Insgesamt sank die Zahl d er Straftaten im Stadtgebiet 2012 leicht um 13 Delikte, die Aufklärungsquote stieg um drei auf 54,5 Prozent. "Mit der Entwicklung insgesamt sind wir zufrieden. Wo es deutliche Anstiege gab, waren Serientäter am Werk, die wir ermitteln konnten", erläutert Bernhard Wöltgen, Leiter der Polizeiwache an der Lindenstraße. So hatte es eine Bande im Herbst auf Motorroller abgesehen, 27 Diebstähle werden ihr zu Last gelegt. Und im Oktober konnte eine Streifenwagenbesatzung ein Trio dingfest machen, das sich auf unverschlossene Autos im Raum Wevelinghoven spezialisiert hatte. "Die zwei 17-Jährigen und ein 19-Jähriger aus Grevenbroich haben aus den Autos Geld, Navis und anderes gestohlen", berichtet Theo Alt. Rund 130 Diebstähle werden den jungen Männern zur Last gelegt.

Eine seit Jahren zunehmende Deliktart sind Betrügereien — seit 2008 2008 hat sich die Zahl auf 1093 verdoppelt — Die Bandbreite reicht von nicht bezahlten Sendungen aus Internet-Auktionen bis zum Enkeltrick. "Opfer sind vor allem ältere Menschen. Die Täter bauen geschickt eine Legende auf, geben sich etwa als ein Enkel aus, der in Not ist und dringend Geld braucht", sagt Alt.
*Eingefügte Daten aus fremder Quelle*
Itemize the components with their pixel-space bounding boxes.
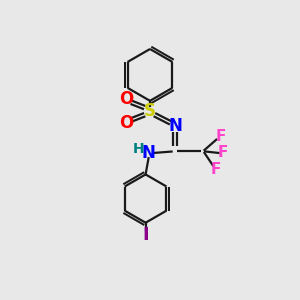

Ganz anders gingen unbekannte Einbrecher in einem Supermarkt im Stadtgebiet vor. Sie hatten es nicht nur auf Diebesgut abgesehen, sondern lasen aus Geldkarten-Geräten Daten von Kunden-Debitkarten aus, um dann vom Ausland aus von den Konten Geld abzuheben. Rund 30 solche Fälle wurden gemeldet. "Die Kreditinstitute haben, soweit es uns bekannt ist, in allen Fällen, das Geld zurückerstattet."

Positiv: Die Zahl der Wohnungseinbrüche sank von 168 2011 auf 127. Und die Gewaltkriminalität — etwa Körperverletzung — blieb mit 130 Delikten (2011: 131) fast konstant. "Die verstärkte Präsenz von Polizei und Ordnungsamt bei Veranstaltungen sowie das Glasverbot wirken sich positiv aus", sagt Wöltgen. Zudem spreche die Polizei für bekannte Straftäter bereits im Vorfeld Betretungsverbote aus.